In almost every discussion of queues or message brokers, the ever-present technologies have been Apache Kafka or RabbitMQ or AWS - SQS. Interestingly, they solve very different problems and cannot be used interchangeably.
This blog covers some of the most common scenarios and gives you insight into this. It’s broken down into 5 acts, each dealing with a specific problem.
The First Act…
Suppose you have a checkout page which needs to contact an inventory service
downstream before actually proceeding with the payment. Now, if there is some
latency in the inventory service, then the checkout process slows down. More requests
keep coming in and are waiting to be processed.
After a point, the checkout page goes unresponsive; requests start to timeout, retries kick in, all while the inventory takes its own sweet time to process things.
Therefore, one slow dependency can lead to cascading failures across upstream
services. It primarily arises from synchronous coupling of services.
Solution: Decoupling
However, if we were to add in a queue to which all these requests could be
published then the requests would stay there without slowing down the checkout
process. A slow inventory is not affecting the health of checkout.
So essentially, the producer is decoupled from the consumer of the events within the system.
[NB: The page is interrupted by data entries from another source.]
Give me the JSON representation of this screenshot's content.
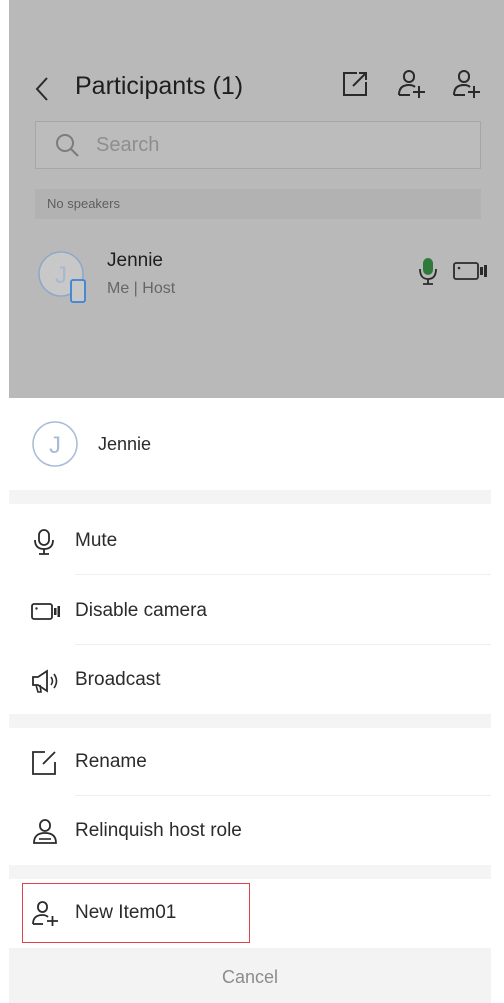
{
  "header": {
    "title": "Participants (1)",
    "icons": [
      "back-chevron-icon",
      "share-icon",
      "add-user-icon",
      "invite-user-icon"
    ]
  },
  "search": {
    "placeholder": "Search"
  },
  "speakers": {
    "label": "No speakers"
  },
  "participants": [
    {
      "initial": "J",
      "name": "Jennie",
      "role": "Me | Host",
      "mic": "on",
      "camera": "off"
    }
  ],
  "sheet": {
    "initial": "J",
    "name": "Jennie",
    "groups": [
      [
        {
          "icon": "microphone-icon",
          "label": "Mute"
        },
        {
          "icon": "camera-icon",
          "label": "Disable camera"
        },
        {
          "icon": "megaphone-icon",
          "label": "Broadcast"
        }
      ],
      [
        {
          "icon": "edit-icon",
          "label": "Rename"
        },
        {
          "icon": "host-role-icon",
          "label": "Relinquish host role"
        }
      ],
      [
        {
          "icon": "add-user-icon",
          "label": "New Item01"
        }
      ]
    ],
    "cancel": "Cancel"
  },
  "colors": {
    "accent_blue": "#3a82d6",
    "mic_green": "#2f7a3a",
    "highlight_red": "#e0434a"
  }
}
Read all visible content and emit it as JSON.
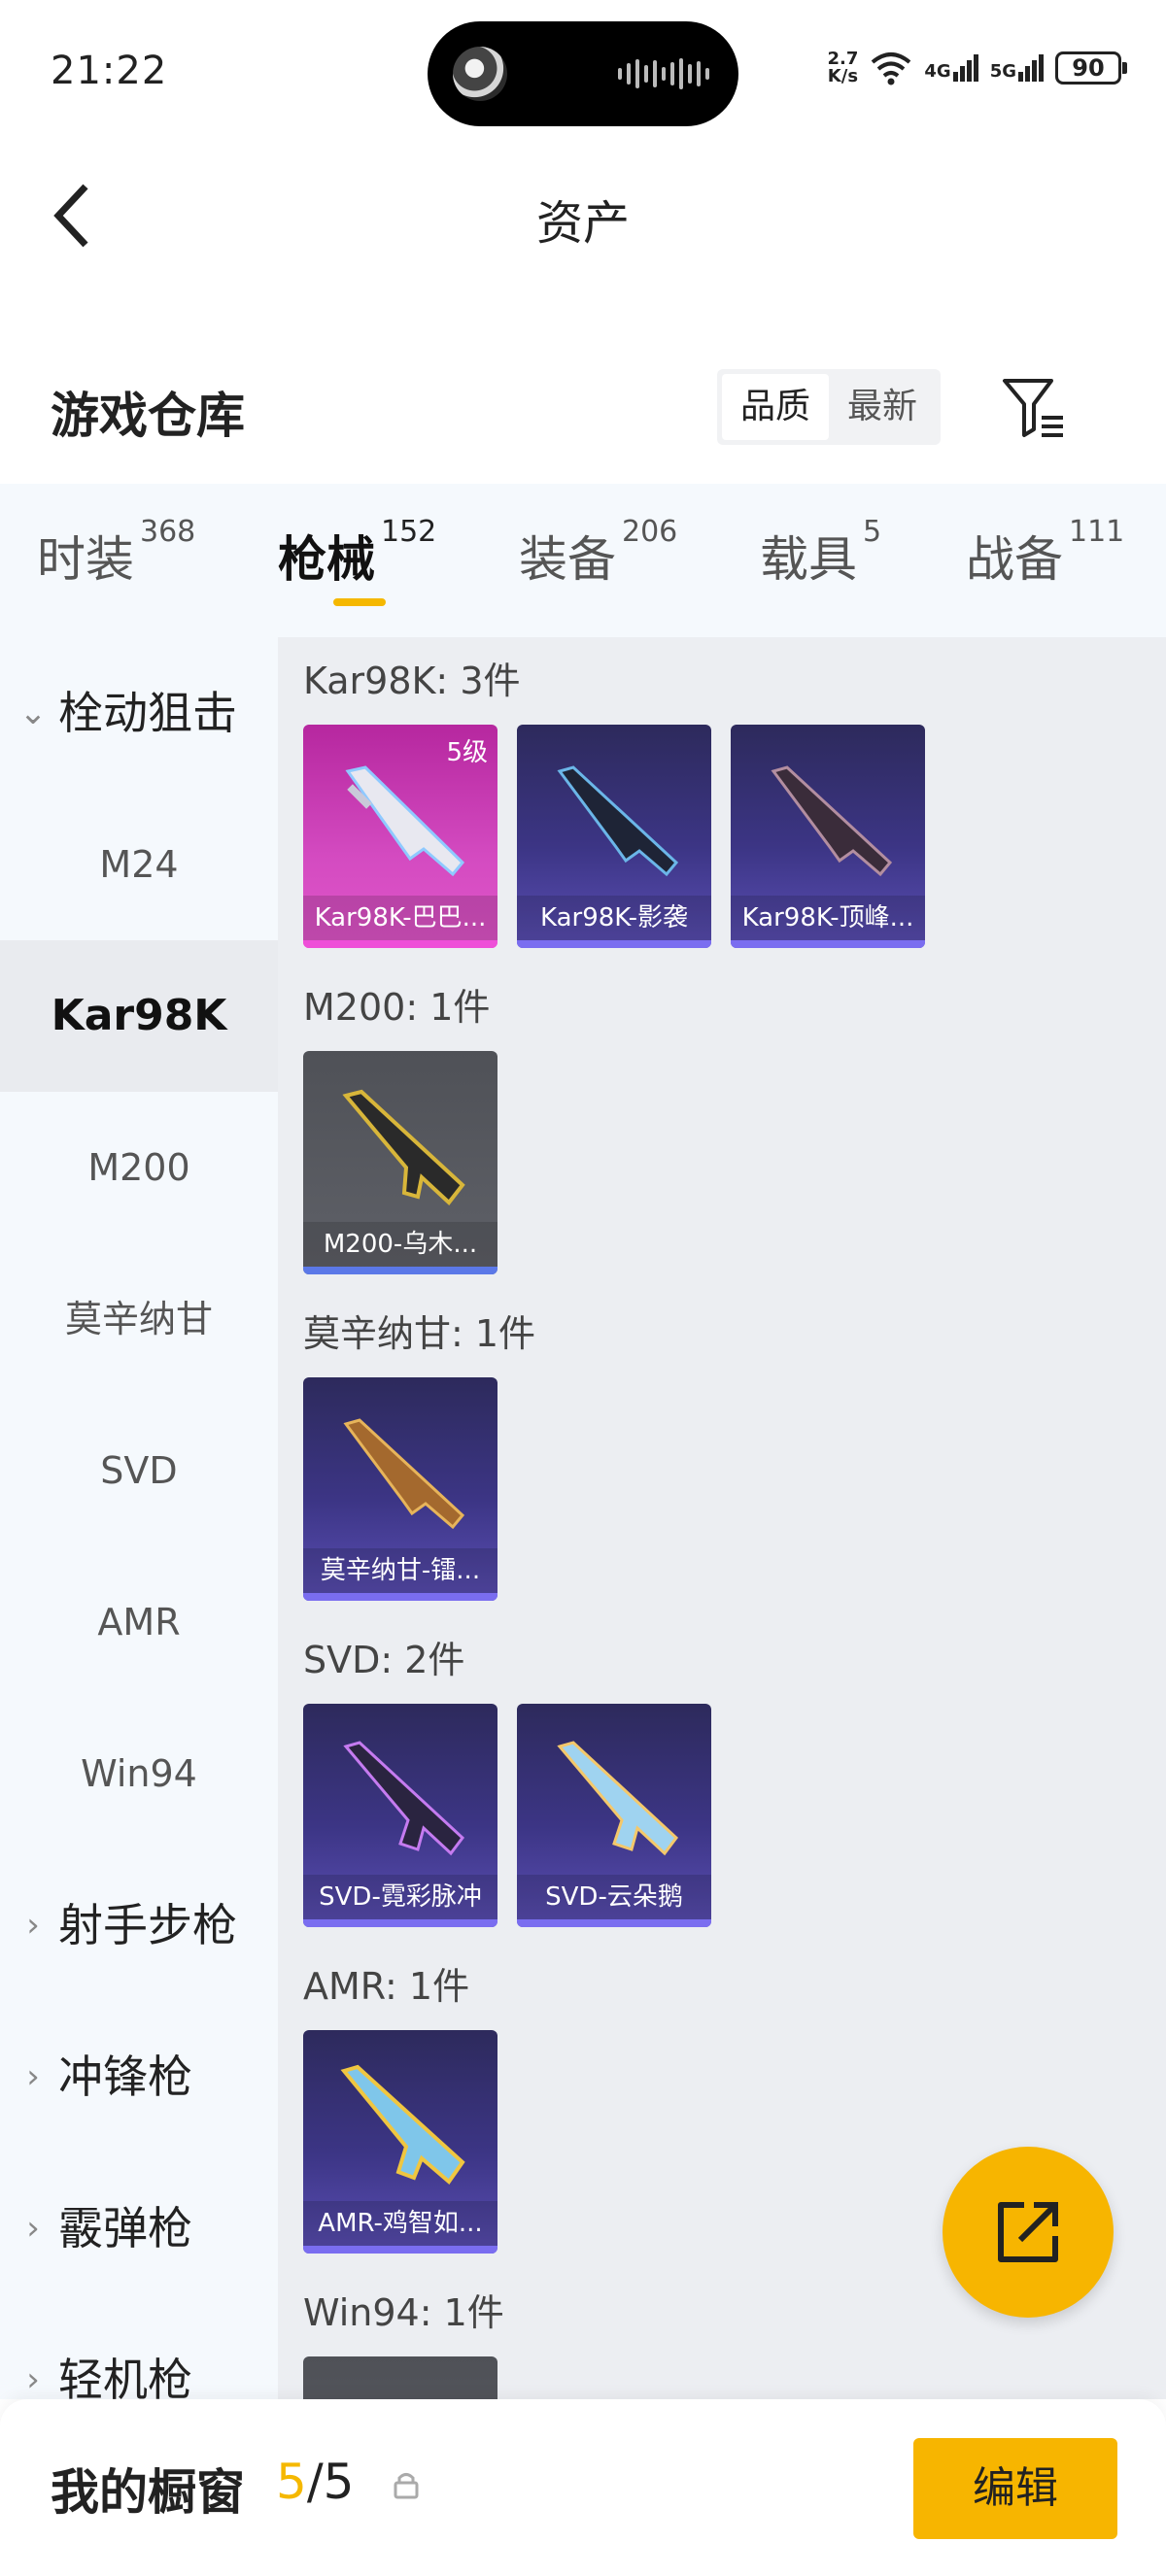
{
  "status_bar": {
    "time": "21:22",
    "net_speed_value": "2.7",
    "net_speed_unit": "K/s",
    "signal_1": "4G",
    "signal_2": "5G",
    "battery": "90"
  },
  "header": {
    "title": "资产",
    "back_icon": "chevron-left-icon"
  },
  "section": {
    "title": "游戏仓库",
    "sort_options": [
      "品质",
      "最新"
    ],
    "sort_selected": "品质",
    "filter_icon": "filter-icon"
  },
  "tabs": [
    {
      "label": "时装",
      "count": "368"
    },
    {
      "label": "枪械",
      "count": "152"
    },
    {
      "label": "装备",
      "count": "206"
    },
    {
      "label": "载具",
      "count": "5"
    },
    {
      "label": "战备",
      "count": "111"
    }
  ],
  "active_tab": "枪械",
  "sidebar": {
    "group_open": "栓动狙击",
    "items": [
      "M24",
      "Kar98K",
      "M200",
      "莫辛纳甘",
      "SVD",
      "AMR",
      "Win94"
    ],
    "active_item": "Kar98K",
    "groups_closed": [
      "射手步枪",
      "冲锋枪",
      "霰弹枪",
      "轻机枪"
    ]
  },
  "content": {
    "groups": [
      {
        "label": "Kar98K: 3件",
        "cards": [
          {
            "name": "Kar98K-巴巴...",
            "level": "5级",
            "rarity": "pink"
          },
          {
            "name": "Kar98K-影袭",
            "rarity": "purple"
          },
          {
            "name": "Kar98K-顶峰...",
            "rarity": "purple"
          }
        ]
      },
      {
        "label": "M200: 1件",
        "cards": [
          {
            "name": "M200-乌木...",
            "rarity": "gray"
          }
        ]
      },
      {
        "label": "莫辛纳甘: 1件",
        "cards": [
          {
            "name": "莫辛纳甘-镭...",
            "rarity": "purple"
          }
        ]
      },
      {
        "label": "SVD: 2件",
        "cards": [
          {
            "name": "SVD-霓彩脉冲",
            "rarity": "purple"
          },
          {
            "name": "SVD-云朵鹅",
            "rarity": "purple"
          }
        ]
      },
      {
        "label": "AMR: 1件",
        "cards": [
          {
            "name": "AMR-鸡智如...",
            "rarity": "purple"
          }
        ]
      },
      {
        "label": "Win94: 1件",
        "cards": []
      }
    ]
  },
  "fab": {
    "icon": "share-icon"
  },
  "bottom_bar": {
    "label": "我的橱窗",
    "count_current": "5",
    "count_total": "/5",
    "lock_icon": "lock-icon",
    "edit_label": "编辑"
  },
  "colors": {
    "accent": "#f7b500",
    "rarity_pink": "#d44bc1",
    "rarity_purple": "#3c3585",
    "rarity_gray": "#5f6168"
  }
}
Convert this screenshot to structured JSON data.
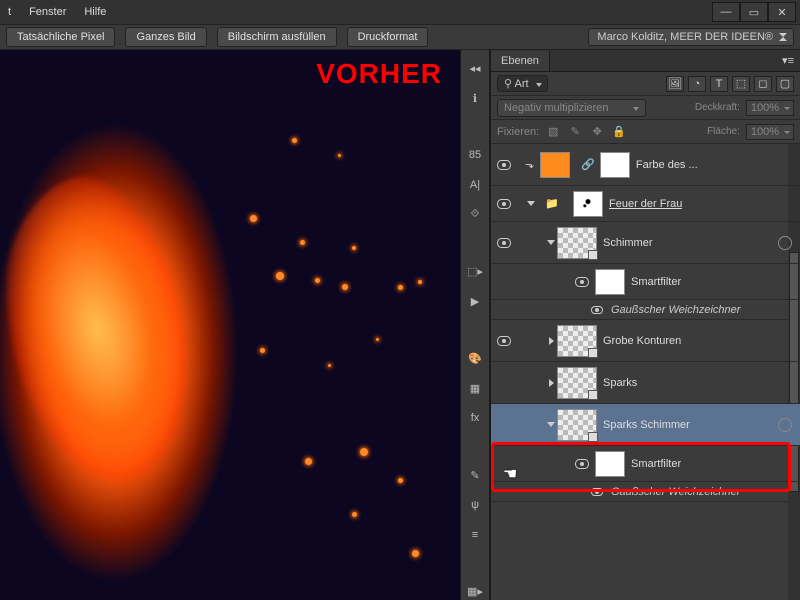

This leads to three interesting observations:
- The producer and the consumer do not run at the same time
- If one service is down, it doesn’t take the other one down with it
- The slowest service does not choke the faster service
The Second Act…
Suppose you built a system to send marketing emails to 10,000 users. The idea is that all the targeted users of the product get the marketing email. As a data engineer, you drop in the mailing list and the content to be sent to each one and call it a Friday.
It’s Monday, and your boss is fuming! Each user received 50 copies of the same email. Your email has been blacklisted and spam filters are kicking you out. What exactly happened?
Turns out, your system had 50 workers which were supposed to send emails to the
users in parallel. The problem is that instead of doing a round-robin
on them, your system fanned-out each email to every single worker.
Solution: Work-Queue vs Pub/Sub
The critical question that could have saved your job is:
Should this event be handled by one? Or should this event be handled by many?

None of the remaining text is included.